In April, the International Consortium of Investigative Journalists (ICIJ) released its first global exposé detailing secret offshore bank accounts of hundreds of wealthy elites. Only months later, then-U.K. prime minister David Cameron announced he would force shell companies to divulge their real owners.
It was a one-two punch: bad press and a threat to the secrecy tax havens rely on.
Enter the IFC Forum, a lobby group funded by 11 of the world’s biggest offshore law firms, whose business relies on the secret flows of cash through what they call “international financial centres” or IFCs. The group went on a PR offensive, meeting with government officials from a half-dozen countries, pitching stories to the Financial Times and appearing on the BBC World Service to extol the virtues of tax havens.
And they got a little help from a senior civil servant in Ottawa.

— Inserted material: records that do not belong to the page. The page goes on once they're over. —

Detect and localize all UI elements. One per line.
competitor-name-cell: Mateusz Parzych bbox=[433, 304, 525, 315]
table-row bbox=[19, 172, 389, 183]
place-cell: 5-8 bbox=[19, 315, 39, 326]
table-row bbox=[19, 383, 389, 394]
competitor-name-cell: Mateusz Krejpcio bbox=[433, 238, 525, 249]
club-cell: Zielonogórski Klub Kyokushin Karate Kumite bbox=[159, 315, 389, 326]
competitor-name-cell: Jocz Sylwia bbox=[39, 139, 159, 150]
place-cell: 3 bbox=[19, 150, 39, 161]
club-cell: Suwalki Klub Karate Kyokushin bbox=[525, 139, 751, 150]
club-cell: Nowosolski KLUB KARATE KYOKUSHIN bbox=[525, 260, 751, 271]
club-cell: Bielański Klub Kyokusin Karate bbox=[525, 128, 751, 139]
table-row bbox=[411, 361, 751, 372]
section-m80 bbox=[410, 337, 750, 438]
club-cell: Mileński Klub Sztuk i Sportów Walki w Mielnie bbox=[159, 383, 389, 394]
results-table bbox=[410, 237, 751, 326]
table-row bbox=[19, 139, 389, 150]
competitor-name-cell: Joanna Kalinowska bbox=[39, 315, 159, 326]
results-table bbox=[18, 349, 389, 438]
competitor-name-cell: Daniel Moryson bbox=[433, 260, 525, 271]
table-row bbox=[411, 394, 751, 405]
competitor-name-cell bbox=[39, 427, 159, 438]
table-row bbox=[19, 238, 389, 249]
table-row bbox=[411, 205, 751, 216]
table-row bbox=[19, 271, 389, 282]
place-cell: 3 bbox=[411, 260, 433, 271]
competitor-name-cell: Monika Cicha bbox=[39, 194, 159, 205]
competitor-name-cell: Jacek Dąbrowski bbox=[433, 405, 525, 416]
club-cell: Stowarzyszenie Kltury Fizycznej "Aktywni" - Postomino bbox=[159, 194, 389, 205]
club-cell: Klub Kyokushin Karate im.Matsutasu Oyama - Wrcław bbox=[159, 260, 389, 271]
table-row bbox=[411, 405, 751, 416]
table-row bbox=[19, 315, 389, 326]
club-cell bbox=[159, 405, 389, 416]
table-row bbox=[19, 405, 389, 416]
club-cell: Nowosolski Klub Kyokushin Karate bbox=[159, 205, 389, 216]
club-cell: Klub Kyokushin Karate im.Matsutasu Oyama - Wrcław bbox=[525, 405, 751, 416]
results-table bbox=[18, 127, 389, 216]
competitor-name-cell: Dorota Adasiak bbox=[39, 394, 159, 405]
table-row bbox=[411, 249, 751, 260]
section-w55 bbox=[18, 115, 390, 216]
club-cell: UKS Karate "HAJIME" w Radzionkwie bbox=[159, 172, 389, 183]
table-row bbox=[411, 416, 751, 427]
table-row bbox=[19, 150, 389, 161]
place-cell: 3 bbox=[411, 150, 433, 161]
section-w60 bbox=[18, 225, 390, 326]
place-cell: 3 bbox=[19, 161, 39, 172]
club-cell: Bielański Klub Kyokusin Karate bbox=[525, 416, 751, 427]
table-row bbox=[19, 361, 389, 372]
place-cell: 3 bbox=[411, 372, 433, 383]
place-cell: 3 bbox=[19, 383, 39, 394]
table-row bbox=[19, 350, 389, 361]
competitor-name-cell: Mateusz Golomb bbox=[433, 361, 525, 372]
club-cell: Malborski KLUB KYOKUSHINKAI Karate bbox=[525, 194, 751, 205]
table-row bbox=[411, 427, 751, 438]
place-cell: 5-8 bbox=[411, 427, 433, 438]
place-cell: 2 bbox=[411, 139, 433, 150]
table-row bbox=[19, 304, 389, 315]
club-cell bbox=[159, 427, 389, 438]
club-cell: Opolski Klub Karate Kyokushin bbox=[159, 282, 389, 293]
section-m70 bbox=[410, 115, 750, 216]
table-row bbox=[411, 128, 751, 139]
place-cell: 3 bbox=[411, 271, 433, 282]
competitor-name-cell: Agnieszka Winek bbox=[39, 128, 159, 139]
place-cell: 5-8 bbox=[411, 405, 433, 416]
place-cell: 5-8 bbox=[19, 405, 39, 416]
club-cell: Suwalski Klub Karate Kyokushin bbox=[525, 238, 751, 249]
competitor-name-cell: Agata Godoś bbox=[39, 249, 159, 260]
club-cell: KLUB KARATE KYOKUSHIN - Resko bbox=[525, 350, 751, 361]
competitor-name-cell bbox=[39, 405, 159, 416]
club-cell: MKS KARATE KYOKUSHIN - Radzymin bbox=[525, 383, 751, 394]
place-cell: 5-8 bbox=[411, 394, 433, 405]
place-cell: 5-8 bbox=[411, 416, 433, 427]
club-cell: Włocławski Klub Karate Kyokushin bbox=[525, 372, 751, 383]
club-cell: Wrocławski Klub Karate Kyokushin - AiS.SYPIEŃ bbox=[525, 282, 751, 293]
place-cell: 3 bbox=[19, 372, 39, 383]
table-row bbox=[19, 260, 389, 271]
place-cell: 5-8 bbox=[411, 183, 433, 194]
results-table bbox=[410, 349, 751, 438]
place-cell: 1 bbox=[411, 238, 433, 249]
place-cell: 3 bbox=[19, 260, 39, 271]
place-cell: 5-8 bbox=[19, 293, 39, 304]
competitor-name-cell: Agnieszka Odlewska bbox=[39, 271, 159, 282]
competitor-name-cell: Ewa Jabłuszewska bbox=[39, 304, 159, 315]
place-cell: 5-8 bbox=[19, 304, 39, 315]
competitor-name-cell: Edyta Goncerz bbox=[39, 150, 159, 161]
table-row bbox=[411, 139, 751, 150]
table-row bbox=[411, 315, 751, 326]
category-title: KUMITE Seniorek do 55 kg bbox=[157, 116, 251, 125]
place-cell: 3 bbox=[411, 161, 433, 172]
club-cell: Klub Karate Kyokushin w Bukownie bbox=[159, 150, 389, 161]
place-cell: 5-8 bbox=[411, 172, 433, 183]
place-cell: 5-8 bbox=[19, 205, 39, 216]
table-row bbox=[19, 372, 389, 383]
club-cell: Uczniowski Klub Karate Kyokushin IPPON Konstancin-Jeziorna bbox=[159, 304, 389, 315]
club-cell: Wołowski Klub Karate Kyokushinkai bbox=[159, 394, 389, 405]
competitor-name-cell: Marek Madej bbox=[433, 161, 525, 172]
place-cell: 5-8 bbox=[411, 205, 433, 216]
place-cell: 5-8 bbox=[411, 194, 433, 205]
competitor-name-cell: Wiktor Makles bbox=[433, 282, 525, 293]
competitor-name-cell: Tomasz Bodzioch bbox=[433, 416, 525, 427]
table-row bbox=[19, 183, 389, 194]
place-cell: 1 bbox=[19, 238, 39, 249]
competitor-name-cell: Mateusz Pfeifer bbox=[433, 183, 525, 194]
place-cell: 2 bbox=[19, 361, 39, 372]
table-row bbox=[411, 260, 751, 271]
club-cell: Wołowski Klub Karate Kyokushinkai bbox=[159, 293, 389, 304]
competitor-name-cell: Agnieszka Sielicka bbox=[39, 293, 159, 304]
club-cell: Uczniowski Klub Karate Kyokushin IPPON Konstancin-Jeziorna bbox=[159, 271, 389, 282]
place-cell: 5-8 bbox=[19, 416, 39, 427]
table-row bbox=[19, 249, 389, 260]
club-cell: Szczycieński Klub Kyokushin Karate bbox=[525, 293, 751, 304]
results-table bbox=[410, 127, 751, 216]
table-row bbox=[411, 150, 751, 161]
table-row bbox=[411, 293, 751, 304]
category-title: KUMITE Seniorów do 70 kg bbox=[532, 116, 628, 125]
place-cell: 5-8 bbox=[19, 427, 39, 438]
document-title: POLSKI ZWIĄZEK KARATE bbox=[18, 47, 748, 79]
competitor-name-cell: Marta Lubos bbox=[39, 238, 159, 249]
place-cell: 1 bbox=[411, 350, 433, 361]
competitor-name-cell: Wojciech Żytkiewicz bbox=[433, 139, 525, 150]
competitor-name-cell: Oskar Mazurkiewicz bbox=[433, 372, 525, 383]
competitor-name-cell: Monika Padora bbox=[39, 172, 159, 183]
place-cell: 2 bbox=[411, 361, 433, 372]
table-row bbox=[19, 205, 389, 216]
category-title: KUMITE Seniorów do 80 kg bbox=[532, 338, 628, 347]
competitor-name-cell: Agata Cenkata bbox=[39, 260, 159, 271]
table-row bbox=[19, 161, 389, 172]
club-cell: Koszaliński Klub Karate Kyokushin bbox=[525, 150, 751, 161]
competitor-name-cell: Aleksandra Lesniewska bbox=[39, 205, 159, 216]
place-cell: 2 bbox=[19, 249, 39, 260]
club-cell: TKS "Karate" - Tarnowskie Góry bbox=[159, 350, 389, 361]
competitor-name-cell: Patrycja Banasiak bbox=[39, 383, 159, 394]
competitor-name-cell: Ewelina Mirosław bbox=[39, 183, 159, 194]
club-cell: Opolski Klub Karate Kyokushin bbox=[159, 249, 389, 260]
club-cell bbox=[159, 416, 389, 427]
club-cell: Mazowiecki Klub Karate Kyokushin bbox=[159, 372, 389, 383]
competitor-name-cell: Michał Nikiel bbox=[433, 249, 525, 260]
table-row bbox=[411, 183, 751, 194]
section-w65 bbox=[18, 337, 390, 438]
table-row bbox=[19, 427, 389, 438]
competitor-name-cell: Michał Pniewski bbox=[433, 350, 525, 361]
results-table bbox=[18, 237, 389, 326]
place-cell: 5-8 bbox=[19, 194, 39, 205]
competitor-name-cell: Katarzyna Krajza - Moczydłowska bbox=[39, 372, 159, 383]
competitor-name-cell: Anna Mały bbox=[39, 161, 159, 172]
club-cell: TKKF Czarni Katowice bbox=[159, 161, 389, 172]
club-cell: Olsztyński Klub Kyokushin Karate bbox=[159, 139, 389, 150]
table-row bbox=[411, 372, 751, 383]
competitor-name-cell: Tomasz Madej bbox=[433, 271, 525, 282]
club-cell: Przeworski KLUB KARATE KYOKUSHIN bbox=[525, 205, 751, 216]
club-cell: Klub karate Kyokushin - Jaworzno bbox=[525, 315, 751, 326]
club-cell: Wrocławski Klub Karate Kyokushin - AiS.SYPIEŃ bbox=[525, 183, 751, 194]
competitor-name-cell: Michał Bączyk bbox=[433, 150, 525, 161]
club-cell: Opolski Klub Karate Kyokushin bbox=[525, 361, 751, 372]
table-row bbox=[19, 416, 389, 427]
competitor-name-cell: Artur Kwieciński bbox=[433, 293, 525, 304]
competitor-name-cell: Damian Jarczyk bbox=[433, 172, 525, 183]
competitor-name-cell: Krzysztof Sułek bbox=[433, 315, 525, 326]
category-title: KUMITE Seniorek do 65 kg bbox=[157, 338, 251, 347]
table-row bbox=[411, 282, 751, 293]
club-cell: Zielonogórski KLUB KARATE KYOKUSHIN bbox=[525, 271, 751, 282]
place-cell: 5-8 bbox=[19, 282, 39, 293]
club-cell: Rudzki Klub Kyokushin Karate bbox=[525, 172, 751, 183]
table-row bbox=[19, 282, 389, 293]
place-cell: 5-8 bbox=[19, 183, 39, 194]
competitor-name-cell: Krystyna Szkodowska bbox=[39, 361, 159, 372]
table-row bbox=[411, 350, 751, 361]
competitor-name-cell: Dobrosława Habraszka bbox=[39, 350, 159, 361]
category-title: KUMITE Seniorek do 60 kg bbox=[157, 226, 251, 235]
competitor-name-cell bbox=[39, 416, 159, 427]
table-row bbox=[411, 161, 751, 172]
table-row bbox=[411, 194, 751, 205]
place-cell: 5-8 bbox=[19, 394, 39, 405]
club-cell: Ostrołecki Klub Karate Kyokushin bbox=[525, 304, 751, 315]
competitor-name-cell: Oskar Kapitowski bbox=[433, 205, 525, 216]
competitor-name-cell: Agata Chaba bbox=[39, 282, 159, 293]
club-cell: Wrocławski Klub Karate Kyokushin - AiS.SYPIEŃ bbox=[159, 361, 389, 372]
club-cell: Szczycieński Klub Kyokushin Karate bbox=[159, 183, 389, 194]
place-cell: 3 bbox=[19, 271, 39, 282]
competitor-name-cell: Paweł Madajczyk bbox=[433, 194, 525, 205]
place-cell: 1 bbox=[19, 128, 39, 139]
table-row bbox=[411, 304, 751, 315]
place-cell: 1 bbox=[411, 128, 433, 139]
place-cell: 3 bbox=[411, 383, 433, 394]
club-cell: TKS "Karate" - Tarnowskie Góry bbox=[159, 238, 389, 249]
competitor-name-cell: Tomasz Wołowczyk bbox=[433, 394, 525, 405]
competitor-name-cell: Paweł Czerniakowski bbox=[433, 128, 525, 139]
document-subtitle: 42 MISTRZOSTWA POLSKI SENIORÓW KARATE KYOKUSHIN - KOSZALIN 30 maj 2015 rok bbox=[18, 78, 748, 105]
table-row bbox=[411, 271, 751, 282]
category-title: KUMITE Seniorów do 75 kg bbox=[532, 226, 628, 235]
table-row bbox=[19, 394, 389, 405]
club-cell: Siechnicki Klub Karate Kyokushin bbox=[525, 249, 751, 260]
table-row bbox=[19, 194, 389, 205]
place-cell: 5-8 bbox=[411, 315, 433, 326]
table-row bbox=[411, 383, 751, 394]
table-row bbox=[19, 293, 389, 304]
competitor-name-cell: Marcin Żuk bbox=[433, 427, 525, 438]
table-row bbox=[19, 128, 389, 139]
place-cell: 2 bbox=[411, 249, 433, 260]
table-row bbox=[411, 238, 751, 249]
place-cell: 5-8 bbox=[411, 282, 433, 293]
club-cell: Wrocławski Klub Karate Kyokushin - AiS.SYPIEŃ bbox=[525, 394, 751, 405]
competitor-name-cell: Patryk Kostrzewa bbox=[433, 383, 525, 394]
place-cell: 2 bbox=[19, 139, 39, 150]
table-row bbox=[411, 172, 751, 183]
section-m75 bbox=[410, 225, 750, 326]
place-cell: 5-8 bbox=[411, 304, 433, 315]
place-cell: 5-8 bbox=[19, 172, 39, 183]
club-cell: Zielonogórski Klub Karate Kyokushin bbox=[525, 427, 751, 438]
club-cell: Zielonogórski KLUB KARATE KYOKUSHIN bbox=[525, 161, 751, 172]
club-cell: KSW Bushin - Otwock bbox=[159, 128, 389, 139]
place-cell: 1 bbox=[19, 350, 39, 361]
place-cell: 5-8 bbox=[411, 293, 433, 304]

Documents from the Paradise Papers leak, obtained by German newspaper Süddeutsche Zeitung and shared with the ICIJ, the Star and CBC/Radio-Canada, reveal secret meetings between representatives of IFC Forum and senior Canadian bureaucrats, one of whom offered strategic advice on how to promote their pro-tax haven agenda.
While then-prime minister Stephen Harper was telling the world that Canada supported the global effort to impose transparency on offshore tax havens, Duane McMullen, the director general of the Trade Commissioner Service at Global Affairs Canada, was advising the tax havens on how to fight back.
“Implement ideas provided by Duane McMullen . . . who participated as a lunch speaker by phone,” state the minutes to the IFC Forum’s monthly meeting on March 3, 2014. “i.e. disseminate the idea that IFCs lubricate global commerce which helps poverty reduction.”